28.11.2021 - Sehr unbeständiges Wetter in den kommenden Tagen. Anfangs dabei häufig noch bis in tiefe Lagen als Schnee, jedoch dann ab Dienstagabend deutlich ansteigende Schneefallgrenze

(Ausgegeben am Samstag, 27. November 2021 um 21:29 Uhr durch Martin Bohmann)

Nachfolgend nun die Wetterprognose für unsere Region in Ostbayern (Niederbayern und die Oberpfalz) im Detail:

Heute am Sonntag ist es verbreitet ganztags dicht bewölkt und trüb. Von Südosten her breiten sich dabei im Tagesverlauf auf weite Teile Ostbayerns länger anhaltende leichte bis mäßige Schneefälle aus.

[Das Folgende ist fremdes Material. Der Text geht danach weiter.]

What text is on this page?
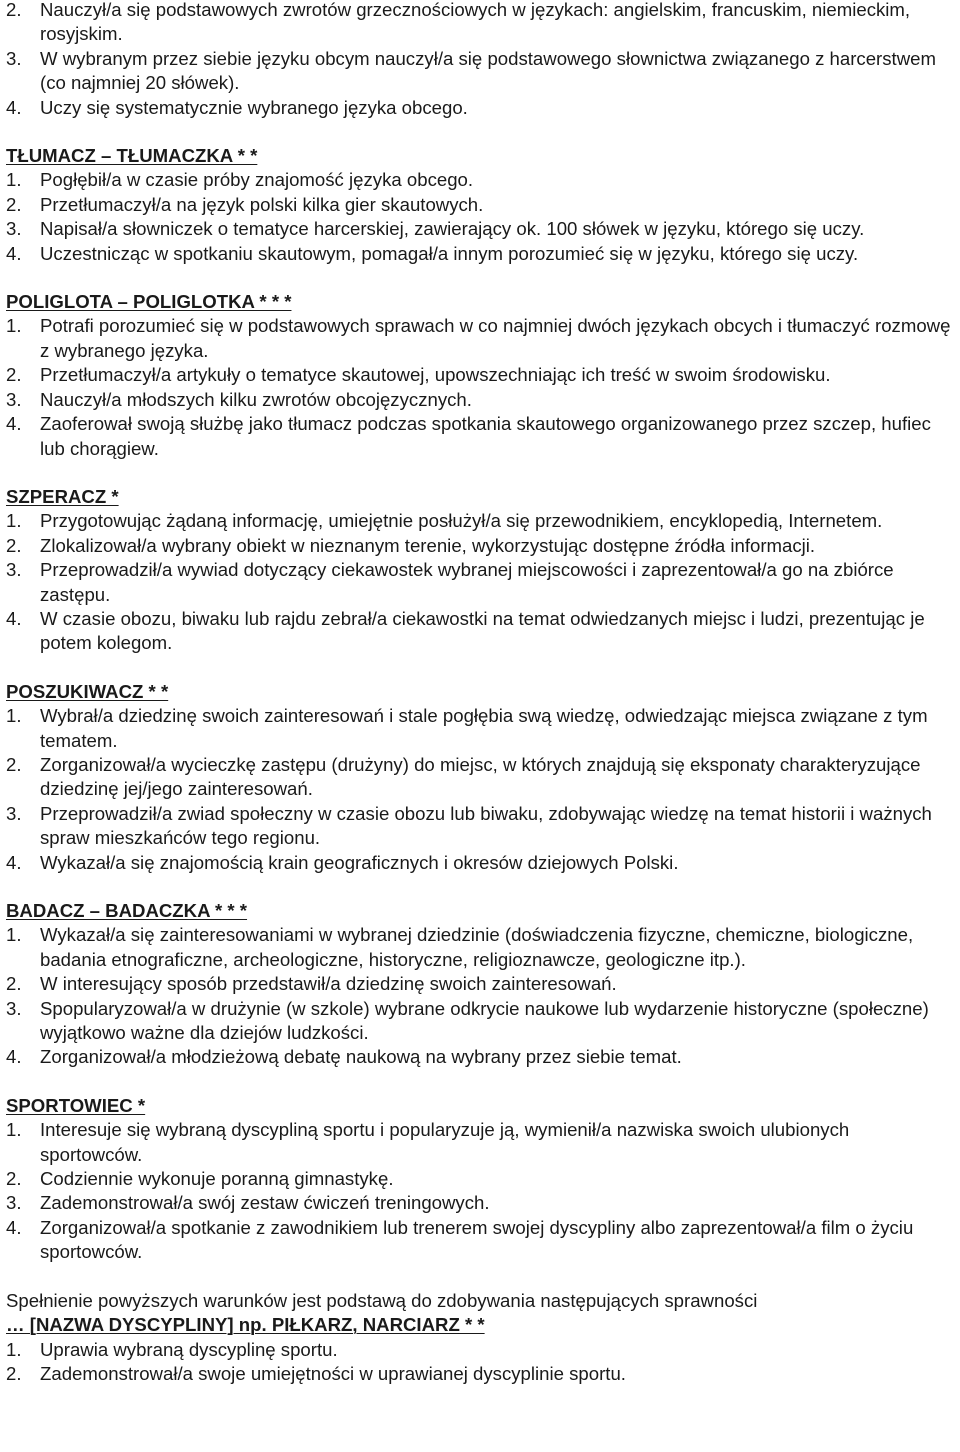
2. Nauczył/a się podstawowych zwrotów grzecznościowych w językach: angielskim, francuskim, niemieckim, rosyjskim.
3. W wybranym przez siebie języku obcym nauczył/a się podstawowego słownictwa związanego z harcerstwem (co najmniej 20 słówek).
4. Uczy się systematycznie wybranego języka obcego.
TŁUMACZ – TŁUMACZKA * *
1. Pogłębił/a w czasie próby znajomość języka obcego.
2. Przetłumaczył/a na język polski kilka gier skautowych.
3. Napisał/a słowniczek o tematyce harcerskiej, zawierający ok. 100 słówek w języku, którego się uczy.
4. Uczestnicząc w spotkaniu skautowym, pomagał/a innym porozumieć się w języku, którego się uczy.
POLIGLOTA – POLIGLOTKA * * *
1. Potrafi porozumieć się w podstawowych sprawach w co najmniej dwóch językach obcych i tłumaczyć rozmowę z wybranego języka.
2. Przetłumaczył/a artykuły o tematyce skautowej, upowszechniając ich treść w swoim środowisku.
3. Nauczył/a młodszych kilku zwrotów obcojęzycznych.
4. Zaoferował swoją służbę jako tłumacz podczas spotkania skautowego organizowanego przez szczep, hufiec lub chorągiew.
SZPERACZ *
1. Przygotowując żądaną informację, umiejętnie posłużył/a się przewodnikiem, encyklopedią, Internetem.
2. Zlokalizował/a wybrany obiekt w nieznanym terenie, wykorzystując dostępne źródła informacji.
3. Przeprowadził/a wywiad dotyczący ciekawostek wybranej miejscowości i zaprezentował/a go na zbiórce zastępu.
4. W czasie obozu, biwaku lub rajdu zebrał/a ciekawostki na temat odwiedzanych miejsc i ludzi, prezentując je potem kolegom.
POSZUKIWACZ * *
1. Wybrał/a dziedzinę swoich zainteresowań i stale pogłębia swą wiedzę, odwiedzając miejsca związane z tym tematem.
2. Zorganizował/a wycieczkę zastępu (drużyny) do miejsc, w których znajdują się eksponaty charakteryzujące dziedzinę jej/jego zainteresowań.
3. Przeprowadził/a zwiad społeczny w czasie obozu lub biwaku, zdobywając wiedzę na temat historii i ważnych spraw mieszkańców tego regionu.
4. Wykazał/a się znajomością krain geograficznych i okresów dziejowych Polski.
BADACZ – BADACZKA * * *
1. Wykazał/a się zainteresowaniami w wybranej dziedzinie (doświadczenia fizyczne, chemiczne, biologiczne, badania etnograficzne, archeologiczne, historyczne, religioznawcze, geologiczne itp.).
2. W interesujący sposób przedstawił/a dziedzinę swoich zainteresowań.
3. Spopularyzował/a w drużynie (w szkole) wybrane odkrycie naukowe lub wydarzenie historyczne (społeczne) wyjątkowo ważne dla dziejów ludzkości.
4. Zorganizował/a młodzieżową debatę naukową na wybrany przez siebie temat.
SPORTOWIEC *
1. Interesuje się wybraną dyscypliną sportu i popularyzuje ją, wymienił/a nazwiska swoich ulubionych sportowców.
2. Codziennie wykonuje poranną gimnastykę.
3. Zademonstrował/a swój zestaw ćwiczeń treningowych.
4. Zorganizował/a spotkanie z zawodnikiem lub trenerem swojej dyscypliny albo zaprezentował/a film o życiu sportowców.
Spełnienie powyższych warunków jest podstawą do zdobywania następujących sprawności
… [NAZWA DYSCYPLINY] np. PIŁKARZ, NARCIARZ * *
1. Uprawia wybraną dyscyplinę sportu.
2. Zademonstrował/a swoje umiejętności w uprawianej dyscyplinie sportu.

Vormittags schneit es insbesondere bereits im mittleren und südlichen Niederbayern, nachmittags dehnt sich der Schneefall dann auch auf die restlichen Regionen Ostbayerns aus. Zu ergiebigen Schneefällen wird es erneut auch im Bayerwald nicht kommen. In den tiefen Lagen unterhalb ca. 400-500 m Höhe gibt es tagsüber meist leichtes Tauwetter und Temperaturen knapp über dem Gefrierpunkt. In Höhenlagen über 600 bis 700 m Höhe herrscht leichter Dauerfrost. Entlang der Donau bleibt der Schnee in den meisten Fällen nicht liegen. Die Höchstwerte erreichen -2 Grad in Hochlagen des Bayerwaldes (800 m Höhe) und +2 Grad an der Donau.

In der kommenden Nacht auf Montag sinken die Tiefstwerte auf 0 bis -5 Grad ab, mit den tiefsten Werten in Hochlagen des Bayerwaldes. Nachts ist es weiterhin vielfach stark bewölkt bis bedeckt und gebietsweise fällt noch etwas Schnee.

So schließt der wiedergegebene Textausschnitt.